Insects are the most common wildlife you’ll see on your trips. Mosquitos, flies, and ticks are very prevalent in the outdoors. Make sure that you have a good bug repellent to prevent any unnecessary bites. My personal favorite is Off Deep Woods Spray. It’s also on the non-smelly side, thankfully. Once you’re home, do a full body check. Look for any bumps, rashes, or ticks that could have made their way to you. If you do happen to see a tick, watch the video below on how to remove it SAFELY. Take it from me. You’d rather take the precaution to prevent a bite than crying profusely in the emergency room, waiting for a negative blood test result after the bite.
Snakes are also a smaller animal that may pop up on one of your hikes. Most trails that may have them will have a sign to warn you before starting, but it’s always a good idea to talk with your park ranger if you’re unsure or just want to know what to look out for. Assume that any snake you see is venomous and proceed with extreme caution. Give the snake as much room as possible. He can’t bite you if he can’t reach you! Most snakes on marked trails are non-venomous but again, it’s always better to air on the side of caution. If you are unfortunate enough to get bitten, please remain calm. An increase in your heart rate can increase the spread of the venom. Don’t try to be a hero by sucking the venom or doing any of the things you see in movies. That will make things a lot worse. Instead, remember as many details you can about the snake that bit you (color, size, stripes) and head to the nearest hospital. Those details will help your medics know to treat your wound best.
On to the big dogs, or bigger critters. There’s not much you can do to prevent seeing a larger animal outside. If it’s gonna happen, it’s gonna happen. The best you can do is educate yourself on what to do if the time comes.

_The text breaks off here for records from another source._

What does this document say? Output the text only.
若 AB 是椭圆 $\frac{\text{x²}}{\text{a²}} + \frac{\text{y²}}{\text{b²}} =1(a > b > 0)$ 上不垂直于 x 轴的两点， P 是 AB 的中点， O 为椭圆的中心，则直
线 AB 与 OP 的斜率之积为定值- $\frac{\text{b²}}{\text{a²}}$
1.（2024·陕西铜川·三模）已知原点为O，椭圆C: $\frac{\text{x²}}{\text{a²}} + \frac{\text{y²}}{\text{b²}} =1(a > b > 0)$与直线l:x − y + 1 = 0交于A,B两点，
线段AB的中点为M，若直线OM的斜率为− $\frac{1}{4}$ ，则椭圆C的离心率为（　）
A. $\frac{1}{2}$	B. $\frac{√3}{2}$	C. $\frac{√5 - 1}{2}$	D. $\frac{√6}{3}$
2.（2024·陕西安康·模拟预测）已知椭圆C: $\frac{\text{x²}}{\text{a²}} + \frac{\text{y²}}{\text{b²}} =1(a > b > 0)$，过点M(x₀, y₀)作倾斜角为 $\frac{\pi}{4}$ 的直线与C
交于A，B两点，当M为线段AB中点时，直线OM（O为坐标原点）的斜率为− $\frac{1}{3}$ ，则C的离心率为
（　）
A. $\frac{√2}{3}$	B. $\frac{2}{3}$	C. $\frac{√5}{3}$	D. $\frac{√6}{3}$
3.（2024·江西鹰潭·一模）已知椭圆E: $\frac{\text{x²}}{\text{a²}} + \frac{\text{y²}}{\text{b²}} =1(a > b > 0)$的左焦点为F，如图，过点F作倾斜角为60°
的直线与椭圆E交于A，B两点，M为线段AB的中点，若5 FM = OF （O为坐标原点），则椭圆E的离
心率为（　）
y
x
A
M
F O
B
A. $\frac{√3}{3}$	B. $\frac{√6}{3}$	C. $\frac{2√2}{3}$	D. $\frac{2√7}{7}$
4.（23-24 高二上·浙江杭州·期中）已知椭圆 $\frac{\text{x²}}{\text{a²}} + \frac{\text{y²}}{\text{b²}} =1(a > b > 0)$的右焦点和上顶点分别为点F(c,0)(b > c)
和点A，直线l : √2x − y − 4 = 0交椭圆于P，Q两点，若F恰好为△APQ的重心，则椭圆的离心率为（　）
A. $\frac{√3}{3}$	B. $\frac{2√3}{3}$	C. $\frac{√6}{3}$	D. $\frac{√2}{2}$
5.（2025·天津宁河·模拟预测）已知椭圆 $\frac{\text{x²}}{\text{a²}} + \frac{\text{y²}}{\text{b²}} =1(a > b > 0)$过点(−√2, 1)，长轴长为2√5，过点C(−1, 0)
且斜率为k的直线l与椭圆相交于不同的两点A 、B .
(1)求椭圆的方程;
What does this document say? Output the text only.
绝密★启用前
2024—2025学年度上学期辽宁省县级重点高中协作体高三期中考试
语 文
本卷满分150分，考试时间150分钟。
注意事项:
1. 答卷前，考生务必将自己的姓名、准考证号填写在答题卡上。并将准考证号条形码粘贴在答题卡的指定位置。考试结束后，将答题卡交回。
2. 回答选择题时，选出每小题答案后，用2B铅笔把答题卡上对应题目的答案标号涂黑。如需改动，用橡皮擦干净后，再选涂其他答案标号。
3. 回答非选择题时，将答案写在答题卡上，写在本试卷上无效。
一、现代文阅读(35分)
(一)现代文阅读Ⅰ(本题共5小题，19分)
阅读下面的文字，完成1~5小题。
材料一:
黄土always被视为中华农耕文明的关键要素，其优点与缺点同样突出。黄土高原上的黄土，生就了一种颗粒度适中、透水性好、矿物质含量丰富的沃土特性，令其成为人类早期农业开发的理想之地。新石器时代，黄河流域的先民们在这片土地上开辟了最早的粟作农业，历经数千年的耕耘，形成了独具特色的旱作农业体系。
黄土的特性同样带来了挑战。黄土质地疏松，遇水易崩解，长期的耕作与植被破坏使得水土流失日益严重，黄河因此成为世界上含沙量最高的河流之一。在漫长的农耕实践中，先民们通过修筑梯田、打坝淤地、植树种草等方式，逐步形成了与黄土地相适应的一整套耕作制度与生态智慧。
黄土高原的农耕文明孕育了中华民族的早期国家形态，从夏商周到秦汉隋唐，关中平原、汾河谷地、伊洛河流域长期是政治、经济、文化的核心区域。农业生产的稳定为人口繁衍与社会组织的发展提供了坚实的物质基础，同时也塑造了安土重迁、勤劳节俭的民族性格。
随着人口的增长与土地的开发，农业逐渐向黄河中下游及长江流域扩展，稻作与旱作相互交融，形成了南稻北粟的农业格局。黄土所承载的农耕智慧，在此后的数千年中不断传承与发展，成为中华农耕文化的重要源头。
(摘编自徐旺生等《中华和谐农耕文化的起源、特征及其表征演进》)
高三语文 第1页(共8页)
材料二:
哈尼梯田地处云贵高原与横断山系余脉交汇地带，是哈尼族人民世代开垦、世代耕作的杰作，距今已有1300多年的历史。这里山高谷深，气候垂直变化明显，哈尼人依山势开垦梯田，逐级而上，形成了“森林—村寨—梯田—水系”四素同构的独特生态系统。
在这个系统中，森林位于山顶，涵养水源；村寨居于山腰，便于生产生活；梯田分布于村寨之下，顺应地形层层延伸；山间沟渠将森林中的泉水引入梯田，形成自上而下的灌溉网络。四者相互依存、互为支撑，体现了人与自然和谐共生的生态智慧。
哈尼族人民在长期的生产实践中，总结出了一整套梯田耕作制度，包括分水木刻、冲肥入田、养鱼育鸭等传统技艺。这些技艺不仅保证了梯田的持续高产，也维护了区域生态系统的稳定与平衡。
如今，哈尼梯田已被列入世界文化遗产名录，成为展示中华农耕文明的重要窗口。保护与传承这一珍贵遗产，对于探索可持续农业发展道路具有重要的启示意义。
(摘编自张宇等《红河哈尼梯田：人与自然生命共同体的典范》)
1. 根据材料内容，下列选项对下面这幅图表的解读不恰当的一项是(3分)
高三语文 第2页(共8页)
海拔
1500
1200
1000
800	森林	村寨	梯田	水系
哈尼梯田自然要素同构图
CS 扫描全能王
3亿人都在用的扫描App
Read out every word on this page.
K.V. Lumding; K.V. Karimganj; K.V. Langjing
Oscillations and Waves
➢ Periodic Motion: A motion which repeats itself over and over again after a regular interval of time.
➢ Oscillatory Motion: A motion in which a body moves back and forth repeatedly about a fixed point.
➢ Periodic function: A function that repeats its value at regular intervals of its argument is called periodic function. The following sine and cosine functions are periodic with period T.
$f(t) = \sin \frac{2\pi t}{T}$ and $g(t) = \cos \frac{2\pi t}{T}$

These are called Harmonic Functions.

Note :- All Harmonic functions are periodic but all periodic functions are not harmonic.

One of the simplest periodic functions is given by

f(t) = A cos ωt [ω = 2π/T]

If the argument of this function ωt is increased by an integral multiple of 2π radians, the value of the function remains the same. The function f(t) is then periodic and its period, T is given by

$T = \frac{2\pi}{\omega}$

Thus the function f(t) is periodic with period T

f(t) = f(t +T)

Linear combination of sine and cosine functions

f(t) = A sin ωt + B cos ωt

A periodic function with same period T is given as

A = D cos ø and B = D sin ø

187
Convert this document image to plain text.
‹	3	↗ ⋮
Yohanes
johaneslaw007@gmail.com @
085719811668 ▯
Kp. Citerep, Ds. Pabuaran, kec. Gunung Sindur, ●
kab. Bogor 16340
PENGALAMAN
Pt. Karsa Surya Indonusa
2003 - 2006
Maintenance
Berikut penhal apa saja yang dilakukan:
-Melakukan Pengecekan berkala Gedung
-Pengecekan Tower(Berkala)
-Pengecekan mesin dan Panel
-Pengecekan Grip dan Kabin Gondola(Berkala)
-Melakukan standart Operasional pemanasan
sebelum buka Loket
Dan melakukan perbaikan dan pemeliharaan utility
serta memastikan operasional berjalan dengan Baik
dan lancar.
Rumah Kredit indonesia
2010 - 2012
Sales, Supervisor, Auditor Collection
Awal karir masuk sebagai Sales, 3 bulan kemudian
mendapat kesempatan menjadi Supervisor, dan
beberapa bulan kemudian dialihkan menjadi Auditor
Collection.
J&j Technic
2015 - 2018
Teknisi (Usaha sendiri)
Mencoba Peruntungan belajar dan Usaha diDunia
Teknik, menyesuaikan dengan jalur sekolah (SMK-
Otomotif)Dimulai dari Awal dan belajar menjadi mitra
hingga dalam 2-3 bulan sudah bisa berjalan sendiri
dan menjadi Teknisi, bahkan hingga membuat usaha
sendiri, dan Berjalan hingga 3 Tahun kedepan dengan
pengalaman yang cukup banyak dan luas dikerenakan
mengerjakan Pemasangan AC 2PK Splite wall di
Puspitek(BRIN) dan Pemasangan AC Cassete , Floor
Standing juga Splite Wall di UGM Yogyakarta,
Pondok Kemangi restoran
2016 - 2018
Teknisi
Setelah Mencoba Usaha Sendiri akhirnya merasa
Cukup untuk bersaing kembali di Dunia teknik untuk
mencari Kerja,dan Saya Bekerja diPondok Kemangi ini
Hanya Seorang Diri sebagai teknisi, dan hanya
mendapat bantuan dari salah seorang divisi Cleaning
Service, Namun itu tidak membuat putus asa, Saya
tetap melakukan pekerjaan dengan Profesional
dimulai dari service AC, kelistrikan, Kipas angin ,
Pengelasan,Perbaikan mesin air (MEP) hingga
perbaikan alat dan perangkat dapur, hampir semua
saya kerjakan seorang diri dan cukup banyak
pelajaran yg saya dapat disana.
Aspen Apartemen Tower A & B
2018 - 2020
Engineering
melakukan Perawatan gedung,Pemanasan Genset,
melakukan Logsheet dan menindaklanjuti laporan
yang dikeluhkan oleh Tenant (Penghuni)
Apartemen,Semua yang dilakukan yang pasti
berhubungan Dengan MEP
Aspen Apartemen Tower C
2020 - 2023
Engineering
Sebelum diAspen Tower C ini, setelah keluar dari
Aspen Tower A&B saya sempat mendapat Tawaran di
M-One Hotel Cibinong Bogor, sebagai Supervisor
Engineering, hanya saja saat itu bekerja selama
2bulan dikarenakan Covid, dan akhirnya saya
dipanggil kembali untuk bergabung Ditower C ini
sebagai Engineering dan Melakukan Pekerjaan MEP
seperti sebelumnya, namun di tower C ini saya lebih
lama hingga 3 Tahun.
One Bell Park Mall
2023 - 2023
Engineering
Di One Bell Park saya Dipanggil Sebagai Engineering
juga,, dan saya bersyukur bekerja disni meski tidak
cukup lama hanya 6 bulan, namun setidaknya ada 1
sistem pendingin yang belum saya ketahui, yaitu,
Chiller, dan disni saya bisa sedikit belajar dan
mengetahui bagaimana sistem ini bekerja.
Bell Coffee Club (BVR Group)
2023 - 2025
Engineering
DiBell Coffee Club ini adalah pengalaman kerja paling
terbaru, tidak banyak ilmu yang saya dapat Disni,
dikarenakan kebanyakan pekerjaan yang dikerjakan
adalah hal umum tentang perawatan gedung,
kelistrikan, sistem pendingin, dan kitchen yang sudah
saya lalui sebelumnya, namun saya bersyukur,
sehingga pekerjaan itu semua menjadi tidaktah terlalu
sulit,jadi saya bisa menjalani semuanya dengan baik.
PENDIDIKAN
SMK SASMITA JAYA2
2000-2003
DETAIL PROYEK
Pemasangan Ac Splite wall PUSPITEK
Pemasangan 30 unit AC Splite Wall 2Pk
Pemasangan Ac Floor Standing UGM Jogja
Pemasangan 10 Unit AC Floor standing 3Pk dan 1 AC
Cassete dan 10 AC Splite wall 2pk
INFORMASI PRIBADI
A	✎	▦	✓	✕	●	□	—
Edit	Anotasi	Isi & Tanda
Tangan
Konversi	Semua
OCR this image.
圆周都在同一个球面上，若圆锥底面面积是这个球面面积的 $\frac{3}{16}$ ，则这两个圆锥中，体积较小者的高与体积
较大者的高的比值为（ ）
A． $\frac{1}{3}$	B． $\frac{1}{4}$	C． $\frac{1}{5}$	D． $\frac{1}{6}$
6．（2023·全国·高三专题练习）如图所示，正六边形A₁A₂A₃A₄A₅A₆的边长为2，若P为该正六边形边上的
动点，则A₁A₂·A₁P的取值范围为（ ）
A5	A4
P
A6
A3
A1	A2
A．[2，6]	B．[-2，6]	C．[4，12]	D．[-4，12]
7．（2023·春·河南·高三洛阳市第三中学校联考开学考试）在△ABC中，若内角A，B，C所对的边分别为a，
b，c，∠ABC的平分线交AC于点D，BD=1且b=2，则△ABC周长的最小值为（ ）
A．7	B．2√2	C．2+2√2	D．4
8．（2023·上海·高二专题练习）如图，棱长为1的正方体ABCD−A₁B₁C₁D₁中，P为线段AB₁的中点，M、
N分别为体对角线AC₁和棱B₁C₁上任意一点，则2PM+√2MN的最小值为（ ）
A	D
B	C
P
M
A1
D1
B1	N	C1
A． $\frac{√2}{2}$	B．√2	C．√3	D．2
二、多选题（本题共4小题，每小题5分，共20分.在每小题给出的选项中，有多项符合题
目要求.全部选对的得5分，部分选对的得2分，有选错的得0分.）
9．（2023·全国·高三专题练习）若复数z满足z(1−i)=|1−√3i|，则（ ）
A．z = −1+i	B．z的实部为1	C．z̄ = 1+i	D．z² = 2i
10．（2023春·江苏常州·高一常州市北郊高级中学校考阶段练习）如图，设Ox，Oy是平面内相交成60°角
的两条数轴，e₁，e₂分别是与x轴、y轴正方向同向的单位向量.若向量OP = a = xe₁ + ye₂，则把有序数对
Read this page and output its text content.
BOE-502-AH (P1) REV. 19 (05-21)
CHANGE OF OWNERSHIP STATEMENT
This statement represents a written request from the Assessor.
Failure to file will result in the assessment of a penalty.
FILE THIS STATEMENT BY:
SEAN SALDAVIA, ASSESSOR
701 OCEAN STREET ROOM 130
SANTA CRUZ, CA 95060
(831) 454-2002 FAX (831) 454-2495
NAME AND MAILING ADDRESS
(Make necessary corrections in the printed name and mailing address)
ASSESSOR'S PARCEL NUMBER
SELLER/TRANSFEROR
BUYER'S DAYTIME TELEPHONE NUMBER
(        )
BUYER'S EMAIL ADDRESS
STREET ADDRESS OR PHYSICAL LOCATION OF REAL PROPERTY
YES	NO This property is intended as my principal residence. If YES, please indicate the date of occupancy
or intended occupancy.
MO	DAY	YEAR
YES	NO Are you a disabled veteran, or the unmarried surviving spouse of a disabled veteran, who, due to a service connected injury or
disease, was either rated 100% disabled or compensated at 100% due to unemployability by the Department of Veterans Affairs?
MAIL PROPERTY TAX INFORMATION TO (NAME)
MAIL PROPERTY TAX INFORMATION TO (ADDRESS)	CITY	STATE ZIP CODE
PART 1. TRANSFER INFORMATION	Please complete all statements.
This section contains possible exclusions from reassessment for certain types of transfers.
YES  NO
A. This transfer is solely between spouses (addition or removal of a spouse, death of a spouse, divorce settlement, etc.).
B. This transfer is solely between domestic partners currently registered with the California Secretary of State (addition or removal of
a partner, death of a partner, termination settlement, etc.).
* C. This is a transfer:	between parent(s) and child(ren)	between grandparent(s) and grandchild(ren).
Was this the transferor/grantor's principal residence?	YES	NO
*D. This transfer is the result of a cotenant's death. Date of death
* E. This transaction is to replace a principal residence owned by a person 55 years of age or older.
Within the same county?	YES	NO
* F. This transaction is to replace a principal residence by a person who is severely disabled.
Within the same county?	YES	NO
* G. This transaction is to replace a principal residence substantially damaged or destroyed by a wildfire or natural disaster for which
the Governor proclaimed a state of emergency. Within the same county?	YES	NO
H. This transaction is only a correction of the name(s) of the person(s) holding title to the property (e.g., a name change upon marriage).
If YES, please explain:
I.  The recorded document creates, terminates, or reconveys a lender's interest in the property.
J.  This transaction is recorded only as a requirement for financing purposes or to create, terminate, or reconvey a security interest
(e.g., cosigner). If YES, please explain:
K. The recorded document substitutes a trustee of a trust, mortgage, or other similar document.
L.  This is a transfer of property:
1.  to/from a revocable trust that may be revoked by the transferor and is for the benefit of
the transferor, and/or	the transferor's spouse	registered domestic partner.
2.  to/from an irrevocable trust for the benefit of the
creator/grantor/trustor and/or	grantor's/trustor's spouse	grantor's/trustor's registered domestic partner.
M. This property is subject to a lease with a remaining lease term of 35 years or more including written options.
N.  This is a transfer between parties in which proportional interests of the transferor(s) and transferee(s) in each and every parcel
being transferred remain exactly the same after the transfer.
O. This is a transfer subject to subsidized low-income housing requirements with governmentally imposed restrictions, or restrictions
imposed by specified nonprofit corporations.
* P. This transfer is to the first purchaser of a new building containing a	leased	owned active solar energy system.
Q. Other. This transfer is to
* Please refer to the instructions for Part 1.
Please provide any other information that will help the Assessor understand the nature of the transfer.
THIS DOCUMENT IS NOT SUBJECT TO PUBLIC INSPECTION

There was a time Asia and I were in the woods wandering, as we often do when we both realized we had no idea what to do if we saw any animals on our hike. We put together all the information we thought to be true about what we should and shouldn’t do when suddenly, we heard a rustling in the trees. “WTF WAS THAT??” we both thought. Then we heard more rustling followed by a loud crash. All theories went out the window as we stood still in fear, trying to decide if we should run or investigate. Thankfully, it was just a large tree limb that fell but if it were anything else, we would’ve been goners!
Let’s Talk About Some Do’s & Dont’s
DO stay still when you first see an animal. Any swift movements such as running can trigger an attack. It’s best to walk backward SLOWLY from an animal.
DO NOT approach the animal. ESPECIALLY smaller baby animals because best believe, their mama is not far behind and will do anything to protect her young.
DO make yourself seem taller and louder than what you are. Wave your arms and talk in a slow but assertive tone. The trick is to make yourself seem like more of a threat than prey.
DO NOT turn your back. How can you defend yourself against a creature you can’t see? Most wildcats like bobcats or mountain lions are ambush attackers, meaning they like to have the element of surprise before they attack. Please don’t give them that opportunity.
DO fight back, if attacked. Use any possible weapons (rocks, bookbag, tree limbs) to defend yourself and always aim for the face or muzzle.
Let’s be real. Wildlife encounters are rare and the chances of an attack, even slimmer. This blog isn't written to discourage anyone from heading outside and enjoying the great outdoors. Knowledge is power, so use this information as motivation to get your hiking boots dirty and explore some new trails fearlessly.